Los personajes en el cine de Kurosawa son profundamente tridimensionales y suelen experimentar una gran transformación a lo largo de la película.

Precisamente será en las historias que cuenta en las que más se aprecie la evolución del propio Kurosawa. En sus trabajos en blanco y negro generalmente nos encontramos con historias con un tono frecuentemente optimista, en particular en aquellas que tienen lugar en el Japón feudal. Así, haciendo todo lo contrario que el otro gran director del cine de samuráis, Masaki Kobayashi (que siempre dotaría a su cine de samuráis de un tono oscuro, pesimista y enormemente crítico tanto con el pasado como con el presente de la sociedad japonesa), Kurosawa destacará por una visión en la que siempre hay hueco para la esperanza, ya sea en forma de samurái errante que gracias a su sentido del honor y a su respeto por las tradiciones usará su espada para defender a los débiles de aquellos que abusan de ellos como en Yojimbo o de un médico abnegado que trata a pacientes sin recursos de un pueblo pequeño como en Barbarroja (Akira kurosawa, 1965). Su etapa a color, en cambio, mostrará a un Kurosawa mucho más cínico y pesimista (en parte a consecuencia de sus propias experiencias vitales) que dotara a su cine de temáticas más sombrías y en las que apenas habrá espacio para el optimismo.

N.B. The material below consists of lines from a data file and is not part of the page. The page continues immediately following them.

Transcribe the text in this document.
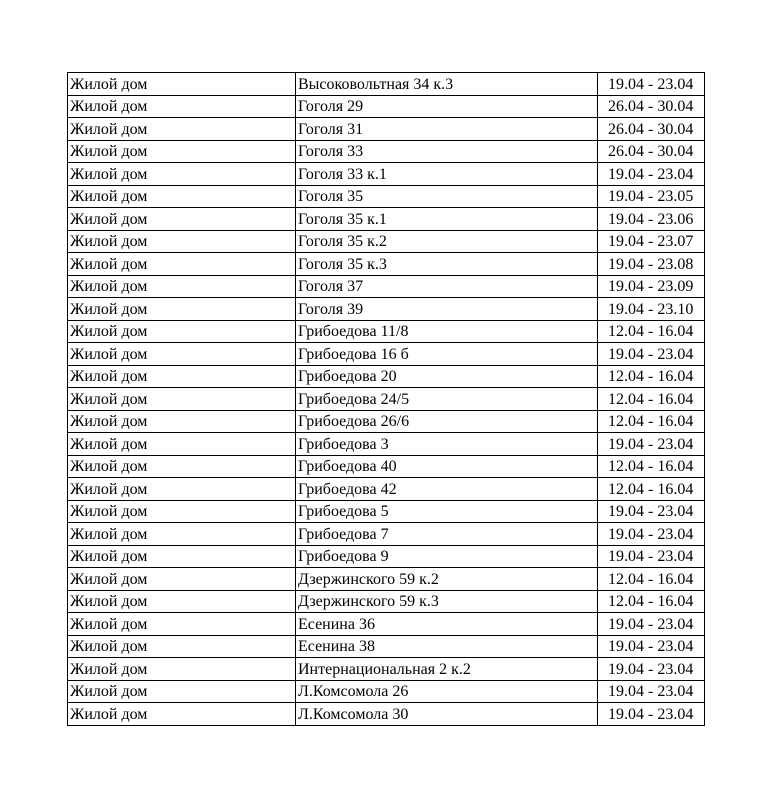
Жилой дом	Высоковольтная 34 к.3	19.04 - 23.04
Жилой дом	Гоголя 29	26.04 - 30.04
Жилой дом	Гоголя 31	26.04 - 30.04
Жилой дом	Гоголя 33	26.04 - 30.04
Жилой дом	Гоголя 33 к.1	19.04 - 23.04
Жилой дом	Гоголя 35	19.04 - 23.05
Жилой дом	Гоголя 35 к.1	19.04 - 23.06
Жилой дом	Гоголя 35 к.2	19.04 - 23.07
Жилой дом	Гоголя 35 к.3	19.04 - 23.08
Жилой дом	Гоголя 37	19.04 - 23.09
Жилой дом	Гоголя 39	19.04 - 23.10
Жилой дом	Грибоедова 11/8	12.04 - 16.04
Жилой дом	Грибоедова 16 б	19.04 - 23.04
Жилой дом	Грибоедова 20	12.04 - 16.04
Жилой дом	Грибоедова 24/5	12.04 - 16.04
Жилой дом	Грибоедова 26/6	12.04 - 16.04
Жилой дом	Грибоедова 3	19.04 - 23.04
Жилой дом	Грибоедова 40	12.04 - 16.04
Жилой дом	Грибоедова 42	12.04 - 16.04
Жилой дом	Грибоедова 5	19.04 - 23.04
Жилой дом	Грибоедова 7	19.04 - 23.04
Жилой дом	Грибоедова 9	19.04 - 23.04
Жилой дом	Дзержинского 59 к.2	12.04 - 16.04
Жилой дом	Дзержинского 59 к.3	12.04 - 16.04
Жилой дом	Есенина 36	19.04 - 23.04
Жилой дом	Есенина 38	19.04 - 23.04
Жилой дом	Интернациональная 2 к.2	19.04 - 23.04
Жилой дом	Л.Комсомола 26	19.04 - 23.04
Жилой дом	Л.Комсомола 30	19.04 - 23.04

No se puede entender la historia del cine sin Akira Kurosawa, sin lugar a dudas uno de los directores más influyentes de todos los tiempos y que ha dado forma a una (o incluso varias) generaciones de cineastas de todo el mundo. Su obra, que se compone tanto de grandes relatos épicos como de pequeñas historias cotidianas, han hecho siempre gala de una puesta en escena impecable que ha demostrado las enormes capacidades narrativas del séptimo arte. Despreciado en su día durante muchos años por una industria que no supo apreciar su talento, su legado cinematográfico es, ante todo, una oda al poder del cine para reflejar la complejidad, la oscuridad y la belleza de la naturaleza humana.